Constitution & administration
Our legislature and executive are failing us yet again. The most important factor in improving the quality of our government is improving the quality of the people who represent us.
What won't work
We do not get a better quality of representation by voting for representatives of parties that have been letting us down for years, that are seriously compromised by the vested interests on which they depend for funding, and that continue to show their contempt for the voting public, even at this eleventh hour.
And we do not get a better quality of representation by fiddling with the voting system (as though Proportional Representation has produced such good government in Italy).
What will work
We get a better quality of representation primarily by electing representatives with extensive experience of real life and with the integrity and lack of political careerist ambition to speak the truth, regardless of whether focus groups and polls indicate it is popular.
Whilst we cannot change the quality of our representation by changing the way our representatives are selected, we can improve the odds of attracting good representatives, and improve the efficiency with which they operate, by modifying the incentives created by our constitutional and administrative arrangements.
A few examples
- More advice does not equal better advice, but it does equal more cost. We could do with fewer, better MPs, better resourced to serve their constituencies.
- 23 ministers and departments of state is not the best way to achieve efficient coordination across responsibilities. We should have many fewer departments of state.
- QuANGOs are ways for governments to intervene in many areas of life without ministers being accountable for the interventions. Some are essential, but many should be scrapped or cut down to size.
- The European Union should be a trading partnership and no more. The UK government should promise an "in or out" referendum, and take a list of European measures to scrap or exempt Britain from, as a condition for recommending an "in" vote.

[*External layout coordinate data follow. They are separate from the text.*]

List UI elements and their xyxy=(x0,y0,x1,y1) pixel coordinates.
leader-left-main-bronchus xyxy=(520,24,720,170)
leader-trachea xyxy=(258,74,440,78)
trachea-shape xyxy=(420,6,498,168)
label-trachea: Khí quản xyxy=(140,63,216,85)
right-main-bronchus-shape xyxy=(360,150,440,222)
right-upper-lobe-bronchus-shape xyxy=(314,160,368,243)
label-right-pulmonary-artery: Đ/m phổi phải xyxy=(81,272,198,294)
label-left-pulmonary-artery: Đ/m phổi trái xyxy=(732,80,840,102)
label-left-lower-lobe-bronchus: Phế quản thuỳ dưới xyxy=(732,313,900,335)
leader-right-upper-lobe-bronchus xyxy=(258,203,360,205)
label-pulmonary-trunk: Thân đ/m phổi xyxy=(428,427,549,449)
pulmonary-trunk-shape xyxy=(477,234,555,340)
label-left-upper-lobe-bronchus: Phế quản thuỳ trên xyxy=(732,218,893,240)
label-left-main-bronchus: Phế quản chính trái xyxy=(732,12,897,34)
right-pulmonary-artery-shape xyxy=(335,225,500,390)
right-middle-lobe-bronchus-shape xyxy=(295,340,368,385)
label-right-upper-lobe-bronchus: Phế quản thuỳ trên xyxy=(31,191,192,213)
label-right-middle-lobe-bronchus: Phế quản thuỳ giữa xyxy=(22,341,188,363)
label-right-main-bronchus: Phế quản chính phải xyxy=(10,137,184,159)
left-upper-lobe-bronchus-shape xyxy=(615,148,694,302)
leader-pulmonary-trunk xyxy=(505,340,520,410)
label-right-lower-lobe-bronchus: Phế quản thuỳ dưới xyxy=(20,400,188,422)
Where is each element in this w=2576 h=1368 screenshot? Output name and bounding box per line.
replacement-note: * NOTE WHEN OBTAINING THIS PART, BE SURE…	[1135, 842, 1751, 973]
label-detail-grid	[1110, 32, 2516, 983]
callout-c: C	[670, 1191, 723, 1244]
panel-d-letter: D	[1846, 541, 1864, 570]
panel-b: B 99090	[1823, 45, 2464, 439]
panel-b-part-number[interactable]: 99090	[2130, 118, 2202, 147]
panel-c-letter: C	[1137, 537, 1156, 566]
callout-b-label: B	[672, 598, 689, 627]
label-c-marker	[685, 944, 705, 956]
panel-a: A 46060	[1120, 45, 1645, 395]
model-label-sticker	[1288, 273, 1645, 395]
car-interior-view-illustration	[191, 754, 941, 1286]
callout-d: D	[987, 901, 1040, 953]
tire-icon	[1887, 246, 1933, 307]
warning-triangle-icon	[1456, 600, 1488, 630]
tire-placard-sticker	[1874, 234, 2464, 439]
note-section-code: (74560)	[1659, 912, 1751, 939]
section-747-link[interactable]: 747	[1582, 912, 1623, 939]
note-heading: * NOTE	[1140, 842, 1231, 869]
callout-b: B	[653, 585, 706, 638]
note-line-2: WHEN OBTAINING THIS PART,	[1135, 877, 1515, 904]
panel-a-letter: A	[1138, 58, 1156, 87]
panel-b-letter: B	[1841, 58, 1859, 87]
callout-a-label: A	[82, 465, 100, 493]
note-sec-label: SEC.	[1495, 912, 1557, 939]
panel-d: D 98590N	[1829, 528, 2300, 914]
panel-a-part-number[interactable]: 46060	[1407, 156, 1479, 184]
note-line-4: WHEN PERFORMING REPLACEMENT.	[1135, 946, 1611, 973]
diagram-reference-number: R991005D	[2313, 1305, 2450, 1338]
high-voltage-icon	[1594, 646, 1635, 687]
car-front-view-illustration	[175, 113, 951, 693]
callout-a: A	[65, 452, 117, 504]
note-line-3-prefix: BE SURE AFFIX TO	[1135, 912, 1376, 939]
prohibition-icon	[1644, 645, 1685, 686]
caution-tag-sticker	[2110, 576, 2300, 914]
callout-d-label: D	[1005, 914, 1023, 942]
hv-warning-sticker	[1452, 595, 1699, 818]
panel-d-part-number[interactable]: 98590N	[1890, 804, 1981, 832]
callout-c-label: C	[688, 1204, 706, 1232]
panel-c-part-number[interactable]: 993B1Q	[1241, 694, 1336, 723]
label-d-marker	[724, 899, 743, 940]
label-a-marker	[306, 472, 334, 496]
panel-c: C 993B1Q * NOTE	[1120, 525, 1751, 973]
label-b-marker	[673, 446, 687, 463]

- 25 English Church of England bishops have seats in the House of Lords, no Welsh, Scottish or Irish bishops, nor representatives of other Christian denominations or other faiths (at least, not by virtue of their position within their religion). Religious leaders bring useful moral understanding to the corrective chamber, but the numbers should be reduced and the representation spread to reflect the diversity of modern Britain.
- To avoid the corrective chamber being equally dominated by party politics, it should not be fully elected. But the unelected members should not be appointed by party leaders either, for the same reason. A proportion of the seats should be held by representatives of the "great estates", that is (besides religions, mentioned above), the military, the law, and academia (leaving aside the media as needing no representation to get their opinion heard, and business as being to heterogeneous and disparate to offer suitable representatives).
- The balance of the membership of the corrective chamber (reduced to around 400 members like the House of Commons) should be elected by a Proportional Representation system, as a compromise that retained first-past-the-post in the Commons. This would preserve the possibility of strong government drawn from the Commons, whilst providing broader representation of political parties (but not of unaffiiliated individuals) within parliament.